I’ve been slowly making my way through Sig Olson’s wilderness essays, Wilderness Days. They’re gorgeous. I sent the kid up to the outfitting job with a copy, because where better to work through essays on the Boundary Waters than on the edge of the Boundary Waters? I don’t know if she’s had the time or energy to pull them out, but I’ve been working on it.
They were written in a different time, when the battle for the wilderness was still alive, but in a different incarnation. Here we sit on the cusp of a monumental threat to the Boundary Waters and the entire watershed, all the way up to Hudson Bay, and Sig’s voice still rings clear. This is a place that we have to leave alone. A place we have to protect from the marching forward of progress, and all the destruction that can sometimes be left in the wake of such.
My eldest daughter is finding her place out there among the meeses and the baar. Listening to loon calls and silence. Sending folks out to meet creation face to face. I am jealous.

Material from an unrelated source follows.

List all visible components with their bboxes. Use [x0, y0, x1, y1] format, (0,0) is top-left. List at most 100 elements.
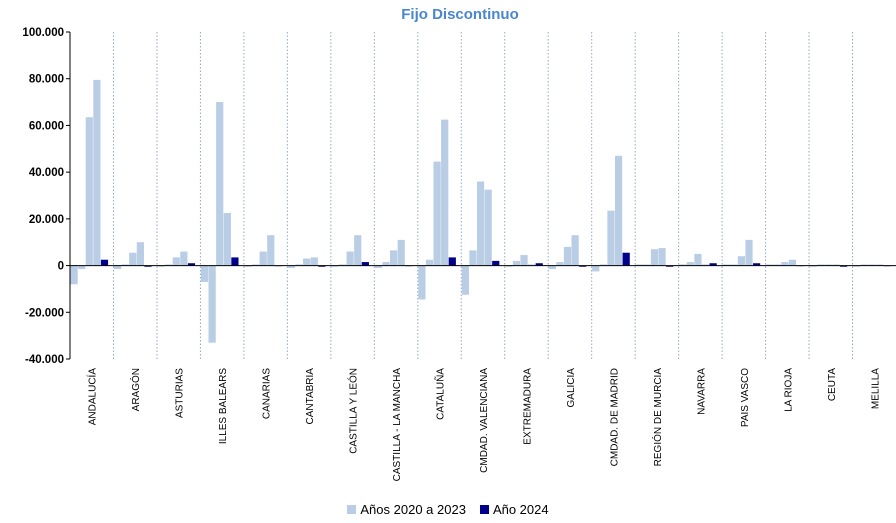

We’ll get there, as we do every year, but suddenly one week just doesn’t seem like enough time. I am under no illusion that I could survive a year in the maws of the North Country, with little more than a slip of nylon as my roof through the tundra of winter, but I do harbor some fantasies of a longer trip than we’ve made. Maybe someday we’ll set out for a month in a canoe. Maybe someday we’ll sit through the changing of the seasons miles from the nearest asphalt roof. Maybe someday.
For now, I will just be jealous of the little human I made who gets to live there on the edge for the summer and well into the fall. She’ll spend most of her time helping others into the wilderness, but she’ll have her share of jaunts up and into the deeper depths herself as well. I hope that she takes not a single one of those opportunities for granted, for she is living in a place where the veil between heaven and earth is so very thin it’s almost imperceptible.
It is a glorious thing to have such places in your life. Whether for one day per year, or every day of your life, to be reminded of the power and grandeur of the creation around you. To be ushered in by the Creator Himself. To be taught the lessons that only the wild can teach.
I know that the opportunities are lingering under my nose all the time. Beauty and splendor and blessings beyond measure. But I am still grateful for those supra-normal experiences that have the power to get my attention a little more forcefully. Like the changing of the seasons, I am thrilled to have places and people and events in my life, messengers from above, that drop in occasionally with a flash of lightening that even my dense senses can’t overlook. The Boundary Waters is one of those. And for this place I am thankful.